Digital twins report: Conclusion
A proof-of-concept simulation model is being provided to assess impact of the improvement opportunities.
A proof-of-concept simulation model is being provided to assess impact of the improvement opportunities. The developed generic simulation model on the abattoir process flow provides insights into how an inspection process can be optimised and then transformed using technologies. It offers an opportunity analysis for the FSA to equip its inspectors with latest technologies to increase efficiency and reduce inspection inaccuracies. In addition, this proof-of-concept has the potential to help the FSA understand the impact of technology intervention at different critical control points to support a strategy for deploying the right balance of technology and workforce for inspections. This study showed the capabilities of DES modelling to simulate where and how interventions can be made to increase the inspection process efficiencies, while optimising the use of resources.
This study is a starting point for the development of digital representations of abattoir flows. To adapt the generic simulation for a particular abattoir, the data points that are shown in Table 1 need to be collected and validated with stakeholders. In addition, to update the layout, a CAD drawing of the abattoir layout plan should be imported to the model to set the machineries and conveyors to the right scale and orientation.

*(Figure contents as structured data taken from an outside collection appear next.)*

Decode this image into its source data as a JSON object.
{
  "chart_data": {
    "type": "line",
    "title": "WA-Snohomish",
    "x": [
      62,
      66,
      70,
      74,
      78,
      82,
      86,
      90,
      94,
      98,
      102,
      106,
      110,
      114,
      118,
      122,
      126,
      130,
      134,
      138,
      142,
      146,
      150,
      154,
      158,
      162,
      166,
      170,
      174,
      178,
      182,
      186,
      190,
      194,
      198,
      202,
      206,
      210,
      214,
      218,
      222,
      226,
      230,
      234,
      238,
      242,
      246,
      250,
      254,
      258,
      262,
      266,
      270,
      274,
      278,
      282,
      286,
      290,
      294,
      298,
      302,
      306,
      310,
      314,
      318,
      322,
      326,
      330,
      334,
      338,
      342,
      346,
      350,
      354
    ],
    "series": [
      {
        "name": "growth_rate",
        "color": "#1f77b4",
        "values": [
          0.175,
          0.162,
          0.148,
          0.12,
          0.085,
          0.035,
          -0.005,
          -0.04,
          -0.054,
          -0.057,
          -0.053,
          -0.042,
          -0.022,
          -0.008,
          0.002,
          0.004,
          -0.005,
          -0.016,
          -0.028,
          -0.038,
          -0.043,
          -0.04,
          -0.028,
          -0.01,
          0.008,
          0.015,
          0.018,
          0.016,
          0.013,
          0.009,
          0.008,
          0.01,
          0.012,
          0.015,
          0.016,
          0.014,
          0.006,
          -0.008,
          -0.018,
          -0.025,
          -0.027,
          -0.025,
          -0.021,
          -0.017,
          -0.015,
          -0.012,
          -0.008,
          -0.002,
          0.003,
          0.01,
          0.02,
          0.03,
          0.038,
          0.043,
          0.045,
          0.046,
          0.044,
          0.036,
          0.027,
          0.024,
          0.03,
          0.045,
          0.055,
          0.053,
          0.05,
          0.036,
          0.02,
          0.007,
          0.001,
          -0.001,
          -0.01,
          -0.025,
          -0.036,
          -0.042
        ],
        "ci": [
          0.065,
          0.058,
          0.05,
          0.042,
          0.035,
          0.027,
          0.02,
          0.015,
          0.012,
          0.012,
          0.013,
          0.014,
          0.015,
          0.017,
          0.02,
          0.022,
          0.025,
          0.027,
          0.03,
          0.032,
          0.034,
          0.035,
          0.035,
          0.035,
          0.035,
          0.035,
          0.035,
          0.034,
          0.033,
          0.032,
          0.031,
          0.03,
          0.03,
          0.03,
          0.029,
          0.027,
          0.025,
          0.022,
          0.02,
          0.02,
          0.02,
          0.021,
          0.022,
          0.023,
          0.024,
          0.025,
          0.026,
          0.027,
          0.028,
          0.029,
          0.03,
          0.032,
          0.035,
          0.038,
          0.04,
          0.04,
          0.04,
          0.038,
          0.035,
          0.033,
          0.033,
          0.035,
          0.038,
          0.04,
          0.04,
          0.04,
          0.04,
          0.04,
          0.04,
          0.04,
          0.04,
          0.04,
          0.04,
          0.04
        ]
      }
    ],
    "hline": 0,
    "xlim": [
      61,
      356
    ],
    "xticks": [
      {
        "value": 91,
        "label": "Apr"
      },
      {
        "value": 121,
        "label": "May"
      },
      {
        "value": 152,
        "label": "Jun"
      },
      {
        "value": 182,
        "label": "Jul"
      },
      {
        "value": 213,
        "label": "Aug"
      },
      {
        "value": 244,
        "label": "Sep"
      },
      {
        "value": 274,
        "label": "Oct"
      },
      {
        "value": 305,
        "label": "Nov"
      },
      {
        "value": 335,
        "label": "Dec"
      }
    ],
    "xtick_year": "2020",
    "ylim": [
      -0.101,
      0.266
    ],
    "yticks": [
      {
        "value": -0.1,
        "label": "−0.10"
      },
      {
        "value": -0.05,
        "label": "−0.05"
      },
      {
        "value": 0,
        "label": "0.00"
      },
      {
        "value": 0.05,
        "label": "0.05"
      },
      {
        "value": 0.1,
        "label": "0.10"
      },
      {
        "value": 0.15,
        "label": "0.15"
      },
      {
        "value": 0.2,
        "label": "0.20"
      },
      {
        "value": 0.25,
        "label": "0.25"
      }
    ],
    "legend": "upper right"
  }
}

All the data points in the model can be connected to a database for automatic update on the current state of the system.
To develop a digital twin of the system using the current model, live databases that are connected to the sensors at the data points are required. The right sensor systems may be different for different abattoirs. A generalised sensor (such as RFID, tags, cameras) /IoT technology systems have to be investigated to be able to spread the usage of this technology. Digital connectivity through sensors, IoT devices and innovation in data governance can complement the development of a more robust predictive digital twin model. This study also contributed theoretically to solving regression problems in developing a digital twin by combining both the discrete event simulation model and neural network model by automatically assigning different weights to each of the models.
The advantage of developing a hybrid model solves the problem from the beginning of the digital twin development when there is not enough data and facilitates the incorporation of neural network solutions at later stages with higher prediction accuracy. It is observed that the simulation result of this novel approach leads to lower mean squared errors (MSE) or differences between model estimates and actual values, compared to neural network and discrete event simulation models. We found that adding a discrete event simulation model helped PhysiNet find better local minima.
To summarise, this project provides an enhanced version of a generic abattoir process flow simulation model in which selected process variables could be updated through a user interface. The model is improved with 2D and 3D animation and this proof-of-concept study set the stage for further work that needs to be done to validate and amplify this model. Furthermore, a detailed list of technical and managerial recommendations has been produced for future studies, suggesting investment in these areas could enhance the ability of FSA to deliver its protocol more efficiently with better accuracy while overcoming its resource constraints.